Foremost on the minds of green-leaning students today is global warming, and many are joining hands to persuade their schools to update policies and streamline operations so that their campuses can become part of the solution. Largely a result of student efforts, for example, nearly 500 U.S. colleges and universities have signed the American College and University Presidents (ACUP) Climate Commitment.
This agreement requires schools to put together a comprehensive plan to go “carbon neutral” in two years of signing. (Carbon neutral means contributing no net greenhouse gases to the atmosphere either by not generating them in the first place or by offsetting them somehow, such as through tree-planting or by buying “offsets” from companies that fund alternative energy projects.)
ACUP also commits schools to implementing two or more tangible (and easily implemented) policies right away, such as improving waste minimization and recycling programs, reducing energy usage, providing or encouraging public transportation to and from campus (and switching campus buses over to bio-diesel fuel), constructing bicycle lanes, and implementing green building guidelines for any new construction.
Signatory schools also pledge that they will integrate sustainability into their curricula, making it part of the educational experience.
One place where students are forcing green changes on campus is the dining hall. According to the Sustainable Endowments Institute’s 2007 report card, which looks at environmental initiatives at the 200 colleges and universities with the largest endowment assets in the U.S. and Canada, 70 percent of such schools now “devote at least a portion of food budgets to buying from local farms and/or producers,” while 29 percent earned an “A” in the “food and recycling” category. Yale University even has organic gardens that are student-run and that supply an on-campus farmer’s market for use by campus food services, the local community and students alike.

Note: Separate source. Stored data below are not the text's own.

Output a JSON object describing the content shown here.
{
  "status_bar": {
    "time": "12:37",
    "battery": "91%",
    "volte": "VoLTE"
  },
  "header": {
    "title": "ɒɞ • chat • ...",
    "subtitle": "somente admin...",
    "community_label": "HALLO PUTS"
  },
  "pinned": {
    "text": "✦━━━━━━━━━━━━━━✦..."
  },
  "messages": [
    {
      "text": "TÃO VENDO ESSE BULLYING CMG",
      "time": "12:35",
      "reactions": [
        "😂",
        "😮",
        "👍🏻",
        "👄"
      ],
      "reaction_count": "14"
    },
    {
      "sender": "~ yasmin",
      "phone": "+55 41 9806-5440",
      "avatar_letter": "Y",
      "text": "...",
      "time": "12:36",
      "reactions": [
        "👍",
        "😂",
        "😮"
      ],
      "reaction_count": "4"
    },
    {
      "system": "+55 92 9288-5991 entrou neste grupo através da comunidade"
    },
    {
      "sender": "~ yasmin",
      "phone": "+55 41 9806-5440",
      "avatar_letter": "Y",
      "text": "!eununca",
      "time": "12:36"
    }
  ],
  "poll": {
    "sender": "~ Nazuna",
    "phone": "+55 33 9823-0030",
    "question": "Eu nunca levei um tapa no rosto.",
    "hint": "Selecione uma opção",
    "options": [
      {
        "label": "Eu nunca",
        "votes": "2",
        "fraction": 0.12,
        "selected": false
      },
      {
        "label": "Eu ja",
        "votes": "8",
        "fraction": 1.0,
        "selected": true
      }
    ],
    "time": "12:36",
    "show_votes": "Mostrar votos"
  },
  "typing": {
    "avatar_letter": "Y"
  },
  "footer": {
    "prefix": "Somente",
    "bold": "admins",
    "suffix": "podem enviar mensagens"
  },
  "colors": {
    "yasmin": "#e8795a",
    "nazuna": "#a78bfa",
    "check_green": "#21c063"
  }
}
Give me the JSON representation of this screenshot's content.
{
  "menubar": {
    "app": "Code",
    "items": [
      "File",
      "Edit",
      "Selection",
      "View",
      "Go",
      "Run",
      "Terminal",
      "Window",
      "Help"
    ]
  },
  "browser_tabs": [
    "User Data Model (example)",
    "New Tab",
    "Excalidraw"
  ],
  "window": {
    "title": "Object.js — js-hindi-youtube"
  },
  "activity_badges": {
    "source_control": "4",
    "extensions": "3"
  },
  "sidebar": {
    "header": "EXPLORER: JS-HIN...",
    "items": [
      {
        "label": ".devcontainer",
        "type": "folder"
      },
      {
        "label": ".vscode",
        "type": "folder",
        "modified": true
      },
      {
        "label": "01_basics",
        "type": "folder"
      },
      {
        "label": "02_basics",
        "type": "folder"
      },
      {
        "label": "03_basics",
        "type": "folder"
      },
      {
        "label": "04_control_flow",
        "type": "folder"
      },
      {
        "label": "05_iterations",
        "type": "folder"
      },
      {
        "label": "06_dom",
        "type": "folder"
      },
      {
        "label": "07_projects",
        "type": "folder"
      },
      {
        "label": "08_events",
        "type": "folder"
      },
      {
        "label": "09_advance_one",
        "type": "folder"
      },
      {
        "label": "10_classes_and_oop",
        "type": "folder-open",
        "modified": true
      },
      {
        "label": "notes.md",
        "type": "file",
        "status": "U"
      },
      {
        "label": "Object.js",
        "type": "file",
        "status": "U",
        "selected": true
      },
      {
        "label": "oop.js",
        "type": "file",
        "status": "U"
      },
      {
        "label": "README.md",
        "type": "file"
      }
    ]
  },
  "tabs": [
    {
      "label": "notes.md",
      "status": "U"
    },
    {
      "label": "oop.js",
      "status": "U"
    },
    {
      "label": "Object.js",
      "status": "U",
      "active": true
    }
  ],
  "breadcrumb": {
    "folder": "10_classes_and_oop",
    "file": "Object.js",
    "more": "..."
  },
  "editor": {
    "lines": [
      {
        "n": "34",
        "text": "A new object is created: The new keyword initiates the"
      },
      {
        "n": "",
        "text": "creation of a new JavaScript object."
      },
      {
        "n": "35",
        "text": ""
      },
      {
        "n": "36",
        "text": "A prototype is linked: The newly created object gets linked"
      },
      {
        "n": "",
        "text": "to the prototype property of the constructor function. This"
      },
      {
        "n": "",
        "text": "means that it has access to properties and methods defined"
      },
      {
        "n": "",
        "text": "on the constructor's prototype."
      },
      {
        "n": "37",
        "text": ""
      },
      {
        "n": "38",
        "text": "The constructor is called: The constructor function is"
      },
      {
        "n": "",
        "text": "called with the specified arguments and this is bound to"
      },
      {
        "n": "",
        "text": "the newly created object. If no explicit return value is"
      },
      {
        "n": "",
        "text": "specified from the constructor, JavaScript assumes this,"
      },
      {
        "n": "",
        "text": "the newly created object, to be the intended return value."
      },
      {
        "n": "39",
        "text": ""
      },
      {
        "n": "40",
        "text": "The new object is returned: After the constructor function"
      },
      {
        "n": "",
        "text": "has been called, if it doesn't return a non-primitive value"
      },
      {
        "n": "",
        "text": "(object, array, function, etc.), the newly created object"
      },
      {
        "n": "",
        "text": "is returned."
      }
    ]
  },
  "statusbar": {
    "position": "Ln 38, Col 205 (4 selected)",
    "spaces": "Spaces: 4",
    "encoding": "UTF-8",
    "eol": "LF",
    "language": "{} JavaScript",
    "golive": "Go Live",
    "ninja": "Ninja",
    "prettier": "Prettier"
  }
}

Another area where college campuses are leading the way is in water conservation. Colleges consume huge quantities of water in dormitories, cafeterias, at athletic facilities and in maintaining their rolling green grounds. According to Niles Barnes of the Association for the Advancement of Sustainability in Higher Education (AASHE), most of the 3,800 institutions of higher education in the U.S. have engaged in some sort of water-saving program. Low-water-volume toilets and urinals, as well as low-flow showerheads and faucets, are “pretty much standard practice across U.S. colleges today,” says Barnes.